Two key security mechanisms in Windows - DEP (Data Execution Prevention) and ASLR (Address Space Layout Randomization) - are designed to make it hard for hackers to develop reliable exploits even in cases where security bugs are present in Windows applications. DEP, first added to Windows with XP Service Pack 2 in August 2004, is designed to prevent the execution of writable memory. ASLR, which debuted with Vista, further complicates the process of creating reliable exploits.

But the safety mechanisms only come into play in cases where software applications fail to support the security mechanisms. Secunia's study on the most popular non-Microsoft applications installed on Windows users' systems, based on statistics from its PSI security patching tool, shows that the vast majority of 16 popular utilities analysed fail to support either DEP or ASLR.

Java, Apple Quicktime, Foxit Reader, Google Picasa, OpenOffice.org, RealPlayer and VLC Player all fail to integrate either DEP or ASLR. Browser makers - Mozilla Firefox, Chrome, Opera - do a rather better job of applying DEP but this integration is inconsistent between different Windows platforms and not reliably extended to ASLR.

Similar criticism applies to Adobe apps, a prime target for hacker attacks over recent months.

"DEP and ASLR support, although usually trivial to implement, is overlooked by a large number of application developers," Salin Rad Pop, a senior security specialist at Secunia, writes. "Some developers have over time made their applications compatible with DEP, but overall the implementation process has proven slow and uneven between OS versions."

"ASLR support is on the other hand improperly implemented by almost all vendors, allowing return-into-libc techniques to likely succeed in their applications or in browsers designed to be otherwise ASLR compliant."

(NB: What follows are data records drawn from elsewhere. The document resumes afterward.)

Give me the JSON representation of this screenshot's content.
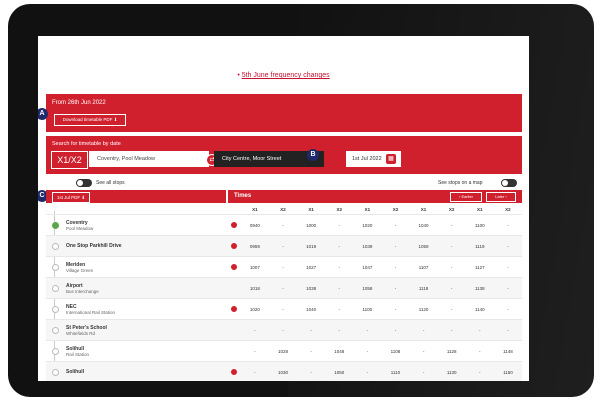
{
  "link": "5th June frequency changes",
  "markers": [
    "A",
    "B",
    "C"
  ],
  "band1": {
    "from": "From 26th Jun 2022",
    "download": "Download timetable PDF"
  },
  "band2": {
    "label": "Search for timetable by date",
    "route": "X1/X2",
    "from_value": "Coventry, Pool Meadow",
    "to_value": "City Centre, Moor Street",
    "date_value": "1st Jul 2022"
  },
  "see_all": "See all stops",
  "see_map": "See stops on a map",
  "pdf_short": "1st Jul PDF",
  "times_title": "Times",
  "nav": {
    "earlier": "Earlier",
    "later": "Later"
  },
  "columns": [
    "X1",
    "X2",
    "X1",
    "X2",
    "X1",
    "X2",
    "X1",
    "X2",
    "X1",
    "X2"
  ],
  "rows": [
    {
      "name": "Coventry",
      "sub": "Pool Meadow",
      "times": [
        "0940",
        "-",
        "1000",
        "-",
        "1020",
        "-",
        "1040",
        "-",
        "1100",
        "-"
      ],
      "first": true,
      "red": true
    },
    {
      "name": "One Stop Parkhill Drive",
      "sub": "",
      "times": [
        "0959",
        "-",
        "1019",
        "-",
        "1039",
        "-",
        "1059",
        "-",
        "1119",
        "-"
      ],
      "red": true
    },
    {
      "name": "Meriden",
      "sub": "Village Green",
      "times": [
        "1007",
        "-",
        "1027",
        "-",
        "1047",
        "-",
        "1107",
        "-",
        "1127",
        "-"
      ],
      "red": true
    },
    {
      "name": "Airport",
      "sub": "Bus Interchange",
      "times": [
        "1018",
        "-",
        "1038",
        "-",
        "1058",
        "-",
        "1118",
        "-",
        "1138",
        "-"
      ]
    },
    {
      "name": "NEC",
      "sub": "International Rail Station",
      "times": [
        "1020",
        "-",
        "1040",
        "-",
        "1100",
        "-",
        "1120",
        "-",
        "1140",
        "-"
      ],
      "red": true
    },
    {
      "name": "St Peter's School",
      "sub": "Whitefields Rd",
      "times": [
        "-",
        "-",
        "-",
        "-",
        "-",
        "-",
        "-",
        "-",
        "-",
        "-"
      ]
    },
    {
      "name": "Solihull",
      "sub": "Rail Station",
      "times": [
        "-",
        "1028",
        "-",
        "1048",
        "-",
        "1108",
        "-",
        "1128",
        "-",
        "1148"
      ]
    },
    {
      "name": "Solihull",
      "sub": "",
      "times": [
        "-",
        "1030",
        "-",
        "1050",
        "-",
        "1110",
        "-",
        "1130",
        "-",
        "1150"
      ],
      "red": true
    }
  ]
}
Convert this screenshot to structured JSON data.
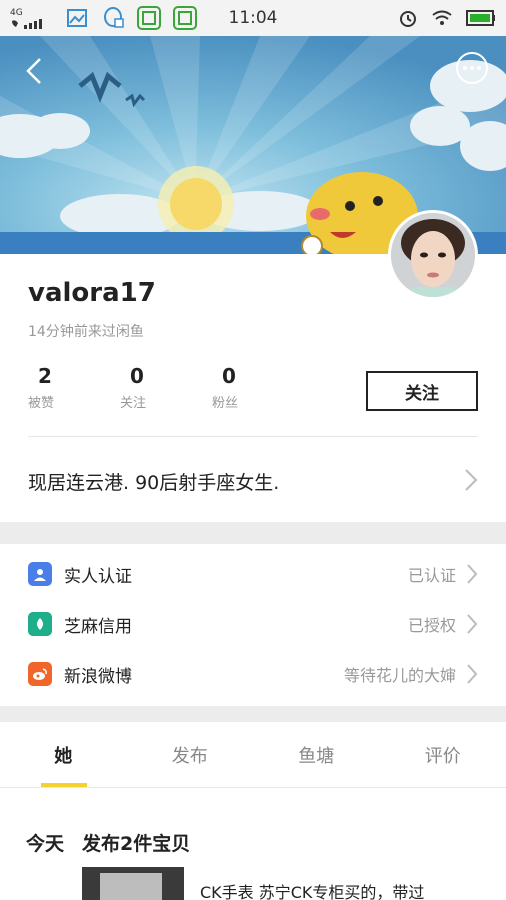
{
  "status_bar": {
    "network_top": "4G",
    "time": "11:04"
  },
  "profile": {
    "username": "valora17",
    "last_visit": "14分钟前来过闲鱼",
    "stats": [
      {
        "value": "2",
        "label": "被赞"
      },
      {
        "value": "0",
        "label": "关注"
      },
      {
        "value": "0",
        "label": "粉丝"
      }
    ],
    "follow_label": "关注",
    "bio": "现居连云港. 90后射手座女生."
  },
  "verifications": [
    {
      "label": "实人认证",
      "status": "已认证",
      "icon": "person-id-icon",
      "color": "#4a7ee8"
    },
    {
      "label": "芝麻信用",
      "status": "已授权",
      "icon": "sesame-credit-icon",
      "color": "#1fae8a"
    },
    {
      "label": "新浪微博",
      "status": "等待花儿的大婶",
      "icon": "weibo-icon",
      "color": "#f0662a"
    }
  ],
  "tabs": [
    {
      "label": "她",
      "active": true
    },
    {
      "label": "发布",
      "active": false
    },
    {
      "label": "鱼塘",
      "active": false
    },
    {
      "label": "评价",
      "active": false
    }
  ],
  "feed": {
    "day": "今天",
    "summary": "发布2件宝贝",
    "item_title": "CK手表 苏宁CK专柜买的，带过"
  },
  "colors": {
    "accent_yellow": "#f5d12e",
    "banner_sky": "#5b9fce"
  }
}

Secunia reckons the failure to apply Microsoft's security protections has become a major reason why hackers have turned their sights against attacks against third-party applications, rather than Windows, a major trend in the vulnerability and exploit arena over the last two or three years.

"While most Microsoft applications take full advantage of DEP and ASLR, third-party applications have yet to fully adapt to the requirements of the two mechanisms. If we also consider the increasing number of vulnerabilities discovered in third-party applications, an attacker's choice for targeting a popular third-party application rather than a Microsoft product becomes very understandable," Secunia concludes.